Oleh: M. Faizi (Jurnalis Serikat News)
Baru-baru ini, salah satu pejabat Organisasi Perangkat Daerah (OPD) di lingkungan Pemerintah Kabupaten Sumenep abai terhadap kerja jurnalistik dalam menyajikan sebuah berita. Melalui konfirmasi bertubi-tubi yang dikirim salah satu media online di Sumenep, pesan tampak terlihat centang dua dan terbaca tanpa ada iktikad baik dari Kepala Dinas tersebut untuk meresponsnya.
Padahal, konfirmasi yang disampaikan bermaksud baik guna menemukan secercah cahaya terang dari remangnya polemik labelisasi Program Keluarga Harapan (PKH) yang tak kunjung terpasang di rumah warga penerima PKH. Konfirmasi tersebut juga sama sekali tidak menyimpang dari rel kode etik jurnalistik sebagaimana mafhum dilakukan seorang wartawan dalam melaksanakan tugas peliputan di lapangan.
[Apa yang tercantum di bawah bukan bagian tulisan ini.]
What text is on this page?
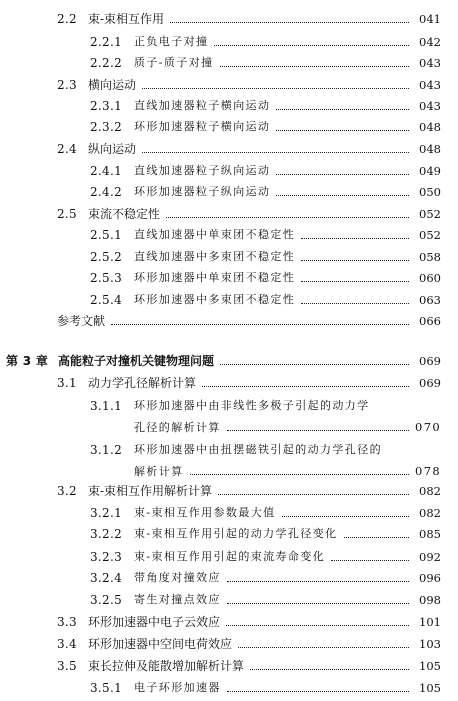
2.2 束-束相互作用	041
2.2.1	正负电子对撞	042
2.2.2	质子-质子对撞	043
2.3 横向运动	043
2.3.1	直线加速器粒子横向运动	043
2.3.2	环形加速器粒子横向运动	048
2.4 纵向运动	048
2.4.1	直线加速器粒子纵向运动	049
2.4.2	环形加速器粒子纵向运动	050
2.5 束流不稳定性	052
2.5.1	直线加速器中单束团不稳定性	052
2.5.2	直线加速器中多束团不稳定性	058
2.5.3	环形加速器中单束团不稳定性	060
2.5.4	环形加速器中多束团不稳定性	063
参考文献	066
第 3 章 高能粒子对撞机关键物理问题	069
3.1 动力学孔径解析计算	069
3.1.1	环形加速器中由非线性多极子引起的动力学
孔径的解析计算	070
3.1.2	环形加速器中由扭摆磁铁引起的动力学孔径的
解析计算	078
3.2 束-束相互作用解析计算	082
3.2.1	束-束相互作用参数最大值	082
3.2.2	束-束相互作用引起的动力学孔径变化	085
3.2.3	束-束相互作用引起的束流寿命变化	092
3.2.4	带角度对撞效应	096
3.2.5	寄生对撞点效应	098
3.3 环形加速器中电子云效应	101
3.4 环形加速器中空间电荷效应	103
3.5 束长拉伸及能散增加解析计算	105
3.5.1	电子环形加速器	105
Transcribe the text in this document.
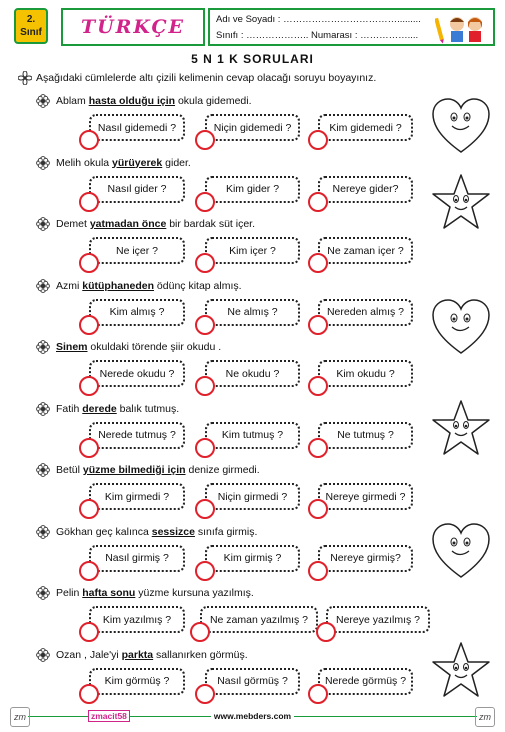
2.
Sınıf TÜRKÇE	Adı ve Soyadı : ……………………………….........
Sınıfı : ……………….. Numarası : ……………....
5 N 1 K SORULARI
Aşağıdaki cümlelerde altı çizili kelimenin cevap olacağı soruyu boyayınız.
Ablam hasta olduğu için okula gidemedi.
Nasıl gidemedi ?	Niçin gidemedi ?	Kim gidemedi ?
Melih okula yürüyerek gider.
Nasıl gider ?	Kim gider ?	Nereye gider?
Demet yatmadan önce bir bardak süt içer.
Ne içer ?	Kim içer ?	Ne zaman içer ?
Azmi kütüphaneden ödünç kitap almış.
Kim almış ?	Ne almış ?	Nereden almış ?
Sinem okuldaki törende şiir okudu .
Nerede okudu ?	Ne okudu ?	Kim okudu ?
Fatih derede balık tutmuş.
Nerede tutmuş ?	Kim tutmuş ?	Ne tutmuş ?
Betül yüzme bilmediği için denize girmedi.
Kim girmedi ?	Niçin girmedi ?	Nereye girmedi ?
Gökhan geç kalınca sessizce sınıfa girmiş.
Nasıl girmiş ?	Kim girmiş ?	Nereye girmiş?
Pelin hafta sonu yüzme kursuna yazılmış.
Kim yazılmış ?	Ne zaman yazılmış ?	Nereye yazılmış ?
Ozan , Jale'yi parkta sallanırken görmüş.
Kim görmüş ?	Nasıl görmüş ?	Nerede görmüş ?
zm	zmacit58	www.mebders.com	zm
Bukan tanpa dasar, sorang wartawan dalam melaksanakan liputan dituntut untuk mentaati Kode Etik Jurnalistik (KEJ) sesuai perintah Pasal 7 ayat (2) UU Pers. KEJ yang disepakati masyarakat pers dan menjadi peraturan Dewan Pers ada 11 pasal. Antara lain, Pasal 1 tentang keseimbangan isi berita dan para pihak. Wartawan juga diwajibkan melakukan uji informasi atau konfirmasi dan seterusnya.
Namun faktanya, para pejabat yang menjadi narasumber atau yang dinilai mempunyai kompetensi atau kewenangan dalam menjawab hal yang ditanyakan oleh para pencari berita ini malah tidak menjawab. Narasumber ini tidak merespons saat dikonfirmasi baik melalui telepon dan aplikasi WhatsApp.
Masih segar dalam ingatan, pada sebuah pertemuan Bupati Sumenep Achmad Fauzi Wongsojudo memerintahkan Organisasi Perangkat Daerah (OPD) untuk mempermudah kinerja wartawan dalam menggali sebuah berita. Kira-kira begini pesan beliau: Jangan sampai wartawannya lari kencang untuk mendapatkan informasi, ternyata misalnya kepala OPD-nya tak dapat ditemui atau susah dihubungi untuk dikonfirmasi.
Suami Nia Kurnia Fauzi itu melanjutkan: Berikanlah informasi yang akurat kepada wartawan, utamanya mengenai kerja dan program pemerintah di Kabupaten Sumenep.
Hingga kini, realitas di lapangan berbanding terbalik dengan apa yang diperintahkan orang nomor wahid di bumi Sumekar. OPD yang dimaksudkan adalah Kepala Dinas Sosial Pemberdayaan Perempuan dan Perlindungan Anak (Dinsos P3A) Kabupaten Sumenep.
Mantan sekretaris DPMPTSP itu malah cuek terhadap upaya konfirmasi yang disampaikan wartawan ihwal polemik labelisasi PKH yang tak kunjung terpasang di rumah penerima PKH. Seperti per hari ini, masih banyak warga yang jelas-jelas menerima PKH belum dilekatkan label sebagai penanda keluarga tersebut tergolong tidak mampu atau pra sejahtera.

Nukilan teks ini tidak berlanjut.